Quelques extraits de la correspondance de Gustave Flaubert et Louise Colet, par les lettres de Flaubert:
« J'aurais pu t'aimer d'une façon plus agréable pour toi. - Me prendre à ta surface et y rester. - C'est longtemps ce que tu as voulu. Eh bien non. J'ai été au fond. - Je n'ai pas tant admiré ce que tu montrais, ce que tout le monde pouvait voir, ce qui ébahissait le public. J'ai été au-delà et j'y ai découvert des trésors. Un homme que tu aurais séduit et dominé ne savourerait pas comme moi ton coeur aimant jusqu'en ses plus petits angles."
« ...voilà huit ans bientôt que nous nous connaissons, tu m'accuses ! Mais t'ai-je jamais menti ? Où sont les serments que j'ai violés et les phrases que j'ai dites que je ne redise point ? Qu'y a-t-il de changé en moi, si ce n'est toi ? Ne sais-tu pas que ne suis plus un adolescent, et que je l'ai toujours regretté pour toi. - Et pour moi. Comment veux-tu qu'un homme abruti d'art comme je le suis, continuellement affamé d'un idéal qu'il n'atteint jamais, dont la sensibilité est plus aiguisée qu'une lame de rasoir, et qui passe sa vie à battre le briquet dessus pour en faire jaillir des étincelles (exercice qui fait des brèches à ladite lame), etc. etc., comment veux-tu que celui-là aime avec un coeur de vingt ans, et qu'il ait cette ingéniosité des passions qui en est la fleur ? »
« Tout autre à sa place serait lasse aussi. Je n'ai rien d'aimable et je le dis là au sens profond du mot. Elle est bien la seule qui m'ait aimé.

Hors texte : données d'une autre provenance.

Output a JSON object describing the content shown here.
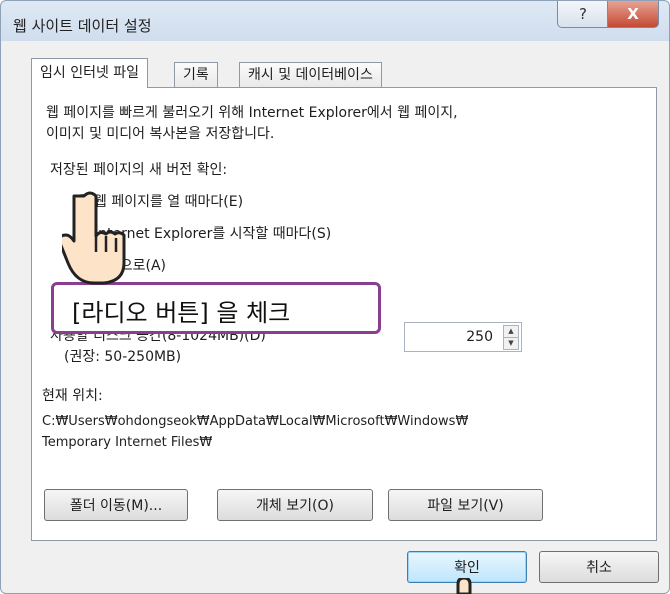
{
  "window": {
    "title": "웹 사이트 데이터 설정",
    "help_symbol": "?",
    "close_symbol": "X"
  },
  "tabs": [
    {
      "label": "임시 인터넷 파일"
    },
    {
      "label": "기록"
    },
    {
      "label": "캐시 및 데이터베이스"
    }
  ],
  "panel": {
    "description_line1": "웹 페이지를 빠르게 불러오기 위해 Internet Explorer에서 웹 페이지,",
    "description_line2": "이미지 및 미디어 복사본을 저장합니다.",
    "check_label": "저장된 페이지의 새 버전 확인:",
    "radios": [
      {
        "label": "웹 페이지를 열 때마다(E)",
        "checked": true
      },
      {
        "label": "Internet Explorer를 시작할 때마다(S)",
        "checked": false
      },
      {
        "label": "자동으로(A)",
        "checked": false
      }
    ],
    "disk_space_label": "사용할 디스크 공간(8-1024MB)(D)",
    "recommended": "(권장: 50-250MB)",
    "disk_space_value": "250",
    "current_location_label": "현재 위치:",
    "path_line1": "C:₩Users₩ohdongseok₩AppData₩Local₩Microsoft₩Windows₩",
    "path_line2": "Temporary Internet Files₩",
    "buttons": {
      "move_folder": "폴더 이동(M)...",
      "view_objects": "개체 보기(O)",
      "view_files": "파일 보기(V)"
    }
  },
  "footer": {
    "ok": "확인",
    "cancel": "취소"
  },
  "callout": {
    "text": "[라디오 버튼] 을 체크"
  },
  "icons": [
    "help-icon",
    "close-icon",
    "hand-pointer-icon"
  ],
  "colors": {
    "accent": "#2a6fc4",
    "callout_border": "#8a3e8f",
    "close": "#c44a33"
  }
}
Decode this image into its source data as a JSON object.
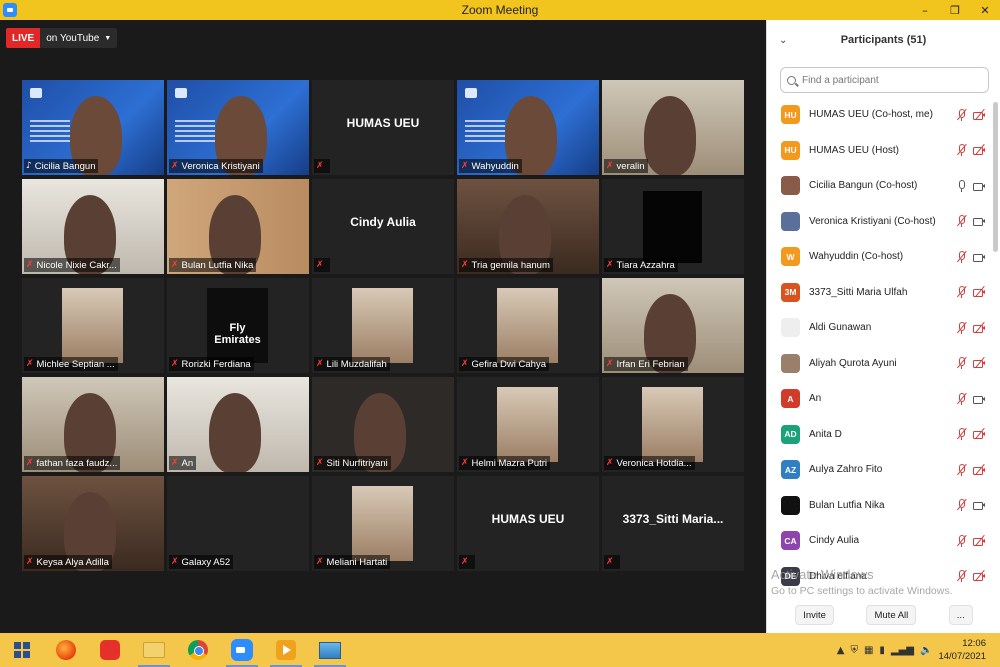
{
  "window": {
    "title": "Zoom Meeting",
    "controls": [
      "–",
      "❐",
      "✕"
    ]
  },
  "live": {
    "badge": "LIVE",
    "destination": "on YouTube"
  },
  "tiles": [
    {
      "name": "Cicilia Bangun",
      "kind": "video",
      "scene": "slide",
      "muted": false,
      "active": true
    },
    {
      "name": "Veronica Kristiyani",
      "kind": "video",
      "scene": "slide",
      "muted": true
    },
    {
      "name": "HUMAS UEU",
      "kind": "name",
      "muted": true
    },
    {
      "name": "Wahyuddin",
      "kind": "video",
      "scene": "slide",
      "muted": true
    },
    {
      "name": "veralin",
      "kind": "video",
      "scene": "room",
      "muted": true
    },
    {
      "name": "Nicole Nixie Cakr...",
      "kind": "video",
      "scene": "bright",
      "muted": true
    },
    {
      "name": "Bulan Lutfia Nika",
      "kind": "video",
      "scene": "wall",
      "muted": true
    },
    {
      "name": "Cindy Aulia",
      "kind": "name",
      "muted": true
    },
    {
      "name": "Tria gemila hanum",
      "kind": "video",
      "scene": "warm",
      "muted": true
    },
    {
      "name": "Tiara Azzahra",
      "kind": "video",
      "scene": "black",
      "muted": true
    },
    {
      "name": "Michlee Septian ...",
      "kind": "video",
      "scene": "inset",
      "muted": true
    },
    {
      "name": "Rorizki Ferdiana",
      "kind": "video",
      "scene": "logo",
      "muted": true,
      "overlay_text": "Fly Emirates"
    },
    {
      "name": "Lili Muzdalifah",
      "kind": "video",
      "scene": "inset",
      "muted": true
    },
    {
      "name": "Gefira Dwi Cahya",
      "kind": "video",
      "scene": "inset",
      "muted": true
    },
    {
      "name": "Irfan Eri Febrian",
      "kind": "video",
      "scene": "room",
      "muted": true
    },
    {
      "name": "fathan faza faudz...",
      "kind": "video",
      "scene": "room",
      "muted": true
    },
    {
      "name": "An",
      "kind": "video",
      "scene": "bright",
      "muted": true
    },
    {
      "name": "Siti Nurfitriyani",
      "kind": "video",
      "scene": "dark",
      "muted": true
    },
    {
      "name": "Helmi Mazra Putri",
      "kind": "video",
      "scene": "inset",
      "muted": true
    },
    {
      "name": "Veronica Hotdia...",
      "kind": "video",
      "scene": "inset",
      "muted": true
    },
    {
      "name": "Keysa Alya Adilla",
      "kind": "video",
      "scene": "warm",
      "muted": true
    },
    {
      "name": "Galaxy A52",
      "kind": "video",
      "scene": "blank",
      "muted": true
    },
    {
      "name": "Meliani Hartati",
      "kind": "video",
      "scene": "inset",
      "muted": true
    },
    {
      "name": "HUMAS UEU",
      "kind": "name",
      "muted": true
    },
    {
      "name": "3373_Sitti  Maria...",
      "kind": "name",
      "muted": true
    }
  ],
  "panel": {
    "title": "Participants (51)",
    "search_placeholder": "Find a participant",
    "participants": [
      {
        "initials": "HU",
        "name": "HUMAS UEU (Co-host, me)",
        "color": "#f39a1e",
        "mic": "muted",
        "cam": "off"
      },
      {
        "initials": "HU",
        "name": "HUMAS UEU (Host)",
        "color": "#f39a1e",
        "mic": "muted",
        "cam": "off"
      },
      {
        "initials": "",
        "name": "Cicilia Bangun (Co-host)",
        "color": "#8a5a4a",
        "mic": "on",
        "cam": "on"
      },
      {
        "initials": "",
        "name": "Veronica Kristiyani (Co-host)",
        "color": "#5a6f9a",
        "mic": "muted",
        "cam": "on"
      },
      {
        "initials": "W",
        "name": "Wahyuddin (Co-host)",
        "color": "#f39a1e",
        "mic": "muted",
        "cam": "on"
      },
      {
        "initials": "3M",
        "name": "3373_Sitti Maria Ulfah",
        "color": "#d9531e",
        "mic": "muted",
        "cam": "off"
      },
      {
        "initials": "",
        "name": "Aldi Gunawan",
        "color": "#eeeeee",
        "mic": "muted",
        "cam": "off"
      },
      {
        "initials": "",
        "name": "Aliyah Qurota Ayuni",
        "color": "#9a7f6a",
        "mic": "muted",
        "cam": "off"
      },
      {
        "initials": "A",
        "name": "An",
        "color": "#d13b2a",
        "mic": "muted",
        "cam": "on"
      },
      {
        "initials": "AD",
        "name": "Anita D",
        "color": "#1aa37a",
        "mic": "muted",
        "cam": "off"
      },
      {
        "initials": "AZ",
        "name": "Aulya Zahro Fito",
        "color": "#2f7fc2",
        "mic": "muted",
        "cam": "off"
      },
      {
        "initials": "",
        "name": "Bulan Lutfia Nika",
        "color": "#111111",
        "mic": "muted",
        "cam": "on"
      },
      {
        "initials": "CA",
        "name": "Cindy Aulia",
        "color": "#8e44ad",
        "mic": "muted",
        "cam": "off"
      },
      {
        "initials": "DE",
        "name": "Dhiva elfiana",
        "color": "#3a3a4a",
        "mic": "muted",
        "cam": "off"
      }
    ],
    "footer": {
      "invite": "Invite",
      "mute_all": "Mute All",
      "more": "..."
    }
  },
  "watermark": {
    "line1": "Activate Windows",
    "line2": "Go to PC settings to activate Windows."
  },
  "taskbar": {
    "time": "12:06",
    "date": "14/07/2021"
  }
}
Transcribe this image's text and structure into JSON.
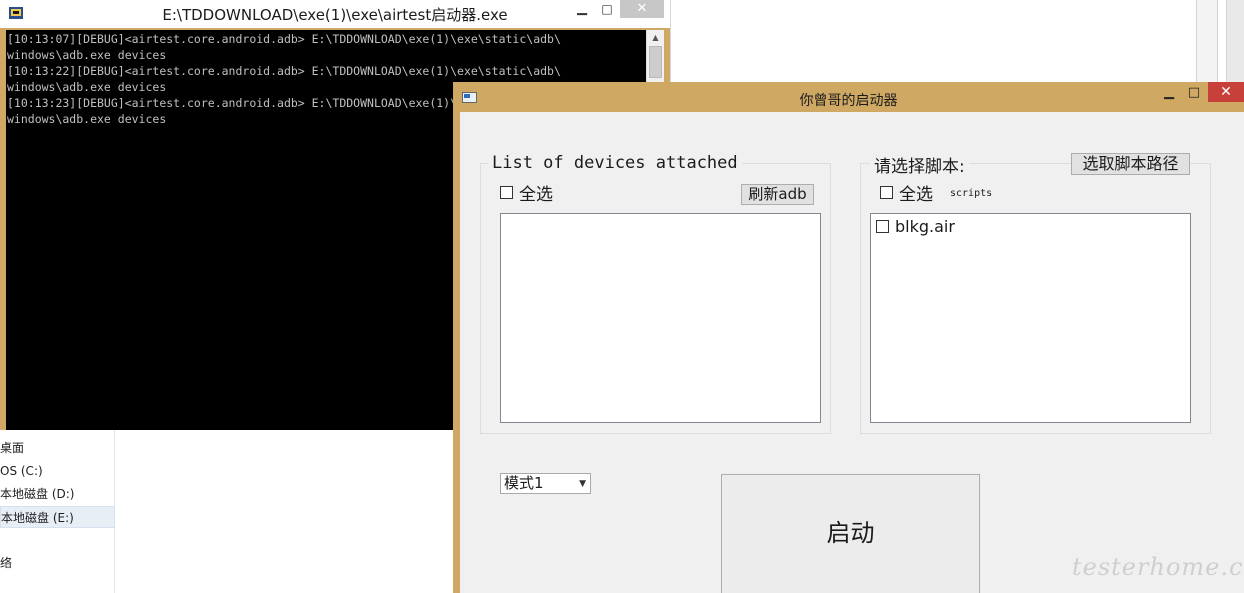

Est-ce là une malédiction que le ciel lui a envoyée ? Si elle l'osait, elle affirmerait que je ne l'aime pas. Elle se trompe pourtant. » ( A Louis Bouilhet)
"Depuis que nous nous sommes dit que nous nous aimions, tu te demandes d'où vient ma réserve à ajouter «pour toujours». Pourquoi ? C'est que je devine l'avenir, moi ; c'est que sans cesse l'antithèse se dresse devant mes yeux. Je n'ai jamais vu un enfant sans penser qu'il deviendrait vieillard, ni un berceau sans songer à une tombe. La contemplation d'une femme nue me fait rêver à son squelette. C'est ce qui fait que les spectacles joyeux me rendent tristes, et que les spectacles tristes m'affectent peu. Je pleure trop en dedans pour verser des larmes au dehors ; une lecture m'émeut plus qu'un malheur réel. Quand j'avais une famille, j'ai souvent souhaité n'en avoir pas, pour être plus libre, pour aller vivre en Chine ou chez les sauvages. Maintenant que je n'en ai plus, je la regrette et je m'accroche aux murs où son ombre reste encore. D'autres seraient fiers de l'amour que tu me prodigues, leur vanité y boirait à l'aise, et leur égoïsme de mâle en serait flatté jusqu'en ses replis les plus intimes ; mais cela me fait défaillir le coeur de tristesse, quand les moments bouillants sont passés ; car je me dis : Elle m'aime et moi, qui l'aime aussi, je ne l'aime pas assez. Si elle ne m'avait pas connu, je lui aurais épargné toutes les larmes qu'elle verse ! Pardonne-moi ceci, pardonne-le moi au nom de tout ce que tu m'as fait goûter d'ivresse. Mais j'ai le pressentiment d'un malheur immense pour toi. J'ai peur que mes lettres ne soient découvertes, qu'on apprennne tout. Je suis malade de toi."
"Je souhaiterais que tu puisses lire dans mon coeur: les larmes de doute et d'accablement que turépands se changeraient en larmes de joie et de bonheur. Oui, je t'aime, je t'aime, entends-tu? Faut-il le crier plus fort encore? Mais si je n'ai pas l'amour ordinaire qui ne sait que sourire est-ce ma faute? Est-ce ma faute de ce que tout mon être n'a rien de doux dans ses allures? Je te l'ai déjà dit, j'ai la peau du coeur, comme celle des mains, assez calleuse. Ca vous blesse quand on y touche.--Le dessouès peut-être n'en est que plus tendre. Quand tu seras toujours, chère amie, à me reprocher de ne pas venir te voir, que puis-je répondre? C'est me tourmenter à plaisir en me rappelant (ce qui est inutile, grand Dieu! car je me le figure assez) que tu en souffres et t'en tourmentes. "
ETC ETC
J'vous jure, dans une vie antérieure, je devais être Flaubert.